Hearing of his opponent's death was shocking. The instructors told it to him, proudly, as if to prove to Apollyon how serious this was. How rough and ready they were - how little that young man had been worth.
Dead. He is dead, but I am alive? Does that mean that I, in truth, won? Apollyon was not sure, he could not decide - though he thought on it often. He put one boot infront of the other, blinding his mind to the exhaustion in his muscles. With time, he'd taught himself to ignore all but the most terrible discomfort. That was all it was, really.
There was a difference, he knew now, between pain and discomfort. It was a dichotomy few civilians would ever understand.
The hike through the jungles to the mountains was difficult. The trees grew thick, as if huddled together for protection. Always there were shadows. Demons, once conscripts, threatened to crawl from every pool of darkness. Apollyon's training rifle stayed at the ready - always. Some of the other trainees tucked the weapon's pistol-style trigger into their LBE's to make their burdens lighter. Apollyon did not.

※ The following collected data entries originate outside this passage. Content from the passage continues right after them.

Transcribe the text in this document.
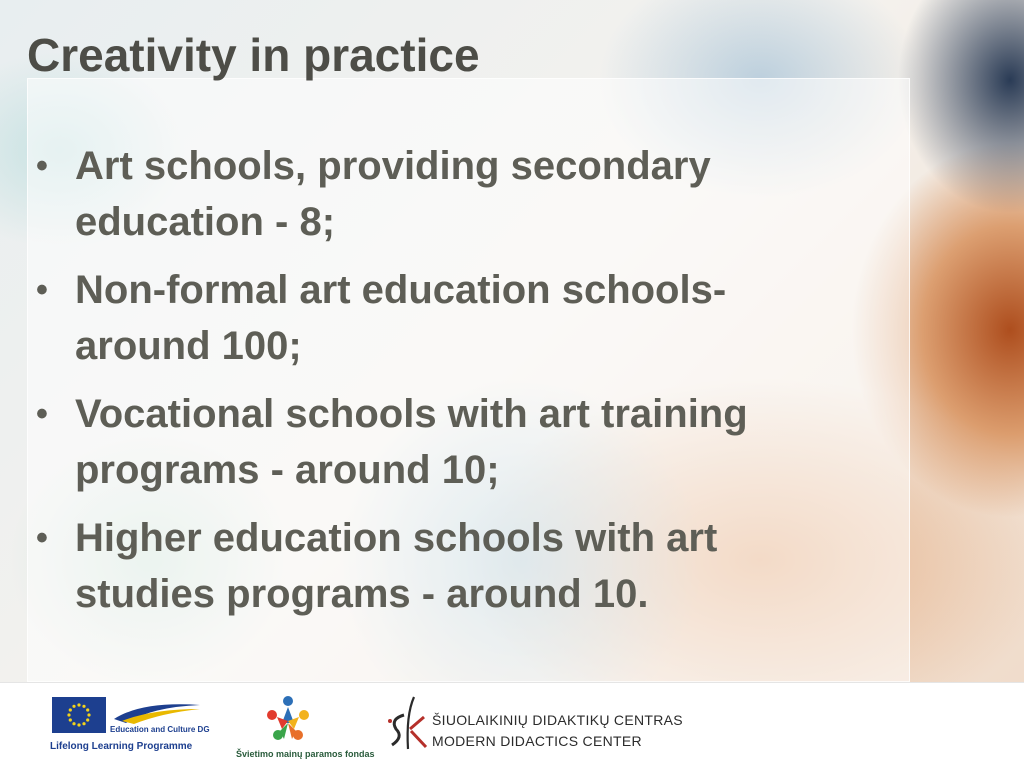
Creativity in practice
• Art schools, providing secondary education - 8;
• Non-formal art education schools- around 100;
• Vocational schools with art training programs - around 10;
• Higher education schools with art studies programs - around 10.
Education and Culture DG
Lifelong Learning Programme
Švietimo mainų paramos fondas
ŠIUOLAIKINIŲ DIDAKTIKŲ CENTRAS
MODERN DIDACTICS CENTER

The snow was strange. It was different than what he had come to know as snow - white, puffy, and pure. The "snow" of Kpyo was a bluish powder. A poison, cold as the blackness of space. This was cold too.

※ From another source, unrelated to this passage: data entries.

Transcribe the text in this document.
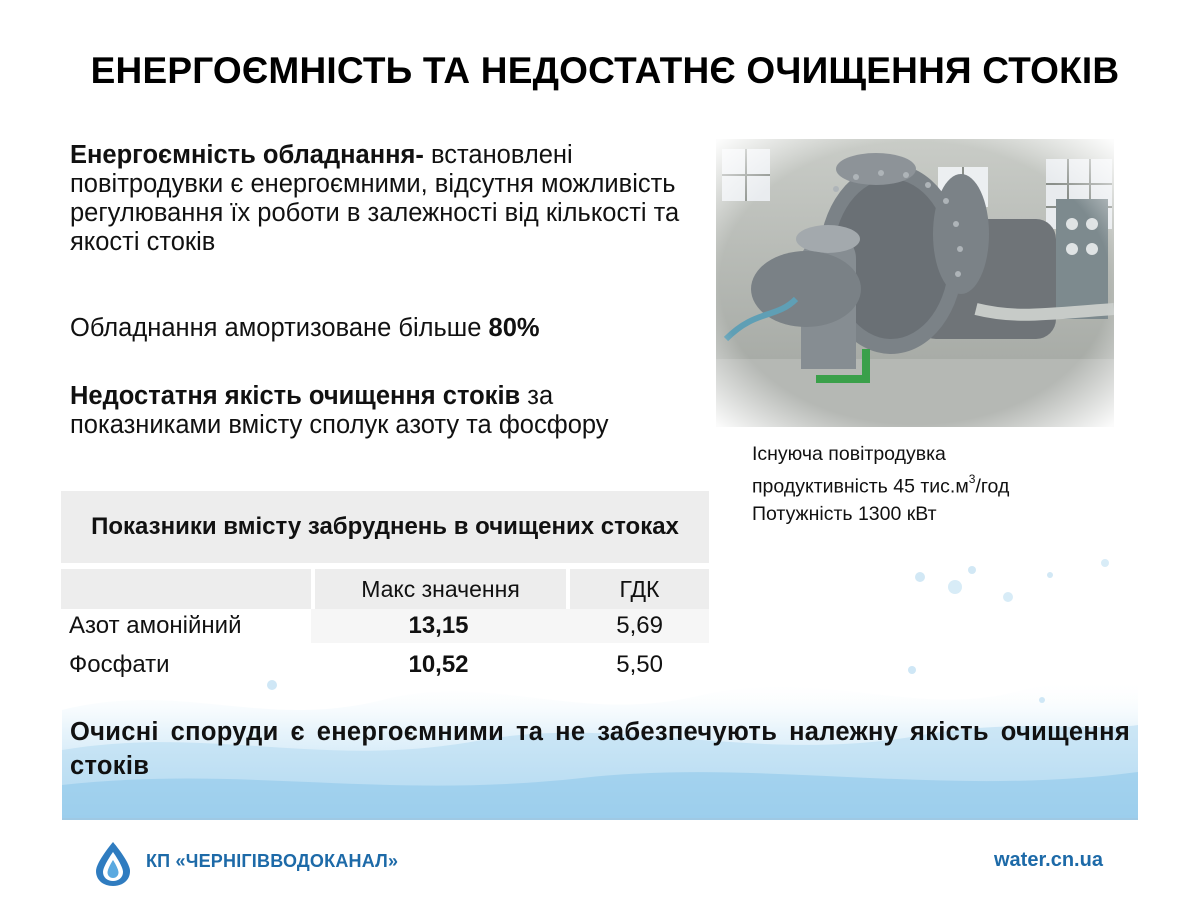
ЕНЕРГОЄМНІСТЬ ТА НЕДОСТАТНЄ ОЧИЩЕННЯ СТОКІВ
Енергоємність обладнання- встановлені повітродувки є енергоємними, відсутня можливість регулювання їх роботи в залежності від кількості та якості стоків
Обладнання амортизоване більше 80%
Недостатня якість очищення стоків за показниками вмісту сполук азоту та фосфору
Існуюча повітродувка
продуктивність 45 $тис.м^3$/год
Потужність 1300 кВт
Показники вмісту забруднень в очищених стоках		
	Макс значення	ГДК
Азот амонійний	13,15	5,69
Фосфати	10,52	5,50
Очисні споруди є енергоємними та не забезпечують належну якість очищення стоків
КП «ЧЕРНІГІВВОДОКАНАЛ»	water.cn.ua
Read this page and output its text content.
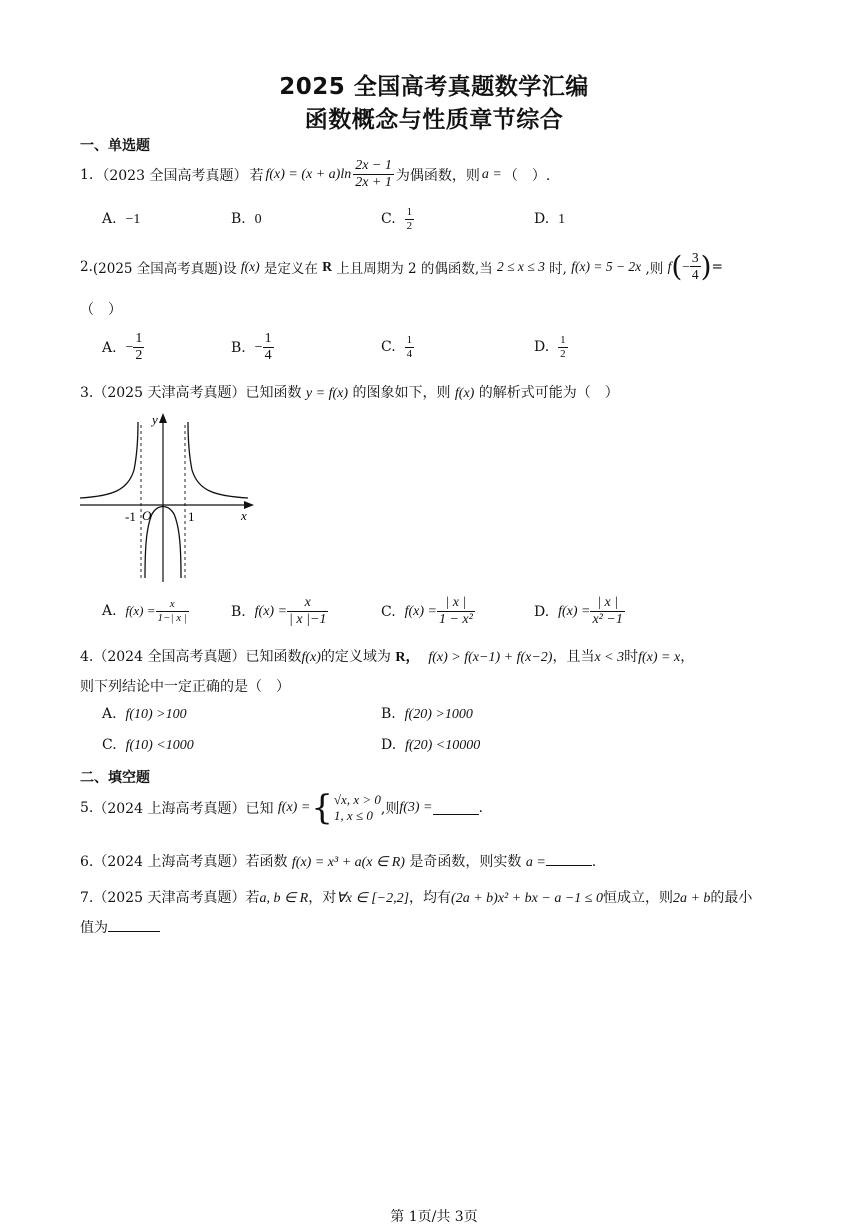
2025 全国高考真题数学汇编
函数概念与性质章节综合
一、单选题
1. （2023 全国高考真题） 若 $f(x) = (x + a)\ln \frac{2x - 1}{2x + 1}$ 为偶函数，则 a = （　）.
A. −1	B. 0	C.
$\frac{1}{2}$	D. 1
2. (2025 全国高考真题) 设
f(x)
是定义在
R
上且周期为 2 的偶函数,当
2 ≤ x ≤ 3
时,
f(x) = 5 − 2x
,则
f ( − $\frac{3}{4}$ ) =
（　）
A.
− $\frac{1}{2}$	B.
− $\frac{1}{4}$	C.
$\frac{1}{4}$	D.
$\frac{1}{2}$
3.（2025 天津高考真题）已知函数 y = f(x) 的图象如下，则 f(x) 的解析式可能为（　）
y
x
O
-1	1
A.
$f(x) = \frac{x}{1-| x |}$	B.
$f(x) = \frac{x}{| x |-1}$	C.
$f(x) = \frac{| x |}{\text{1 − x²}}$	D.
$f(x) = \frac{| x |}{\text{x² −1}}$
4.（2024 全国高考真题）已知函数f(x)的定义域为 R， f(x) > f(x−1) + f(x−2)，且当x < 3时f(x) = x，
则下列结论中一定正确的是（　）
A. f(10) >100	B. f(20) >1000
C. f(10) <1000	D. f(20) <10000
二、填空题
5. （2024 上海高考真题） 已知
f(x) = { √x, x > 0
1, x ≤ 0 ,则 f(3) =	.
6.（2024 上海高考真题）若函数 f(x) = x³ + a(x ∈ R) 是奇函数，则实数 a =	.
7.（2025 天津高考真题）若a, b ∈ R，对∀x ∈ [−2,2]，均有(2a + b)x² + bx − a −1 ≤ 0恒成立，则2a + b的最小
值为
第 1页/共 3页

All the trainees were taught how to shelter themselves in the snow. They dug deep trenches, roofed them with pine branches, and covered those needles with more snow. It was frigid, still, but Apollyon did not freeze to death.
One night, as they changed guard in their patrol base, Apollyon left the line briefly to urinate. Before he'd had a chance to begin he saw them. Footprints, in the snow. Human feet. Unshoed, toes free of any boot. The trainee looked back to his nearest comrade. Strov, by his nametag. He had come too - as trainees were required to always travel in pairs.
Apollyon gestured with his left hand, right still wrapped around his rifle's handgrip. His pallid pointer and middle finger pointed earthward made the motion of a man's walking gait. Then he pointed to the tracks and brought his left hand back to his rifle's forward rest - slowly, footsteps quiet as a doe fawn's hooves, he began to walk backwards to the camp.
His rifle remained ready, barrel sweeping across the frigid white landscape. His weapon held real rounds. All the trainees' weapons did. Sim-rounds were expensive. ANGELOS recruits were cheap. Besides, he had been told, that for men to come to know a weapon for what it was... It must always be a weapon. Not a toy, not a pop-gun.